Additional transmission lines in and around Quincy are planned; two projects around the Mountain View substation on the west end of town are budgeted for about $21.6 million.  

Upgrades to a substation near Wheeler Road in Moses Lake were budgeted at about $9.5 million. A new transmission line near Royal City is scheduled for construction, with a 2025 budget of about $10.27 million. 

Work is also scheduled on the Ruff substation near East Wheeler Road in Moses Lake. The project is budgeted at $9.53 million.  

The studies conducted for the capital facilities plan demonstrated a need for a new service center in Moses Lake, and PUD commissioners purchased land on Road L Northeast for it earlier this year. While the new Moses Lake facility is the second project on the facilities plan list, Long said it’s still a way off. 

“At this time, we’re just holding on to that land until we can get through this (Ephrata) project a little further. Then we can determine next steps (on the Moses Lake project).” Long said.  

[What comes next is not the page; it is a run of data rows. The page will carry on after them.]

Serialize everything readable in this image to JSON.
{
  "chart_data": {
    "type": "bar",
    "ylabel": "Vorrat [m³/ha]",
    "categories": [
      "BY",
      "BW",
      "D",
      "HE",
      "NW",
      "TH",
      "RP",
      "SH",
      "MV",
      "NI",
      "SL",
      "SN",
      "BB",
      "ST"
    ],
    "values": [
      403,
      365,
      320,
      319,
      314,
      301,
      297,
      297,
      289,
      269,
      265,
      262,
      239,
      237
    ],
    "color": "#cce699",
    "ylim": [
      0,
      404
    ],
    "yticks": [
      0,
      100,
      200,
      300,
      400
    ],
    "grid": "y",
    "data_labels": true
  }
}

The capital projects budget includes about $650,000 for upgrades to the heating-cooling system at the PUD headquarters in Ephrata. A new headquarters facility is scheduled for construction within the next decade, according to the facilities plan. Fleisher said even though the building is scheduled for replacement eventually, it needs to work properly now. 

“There’s always that balance, that we have to keep our facilities operational,” he said. “We’re at 30 years now since the last major remodel of that building, and unfortunately some of the (components) that we’re replacing, we can no longer get parts for, and we can no longer keep up to date on the maintenance because of the age of the equipment.”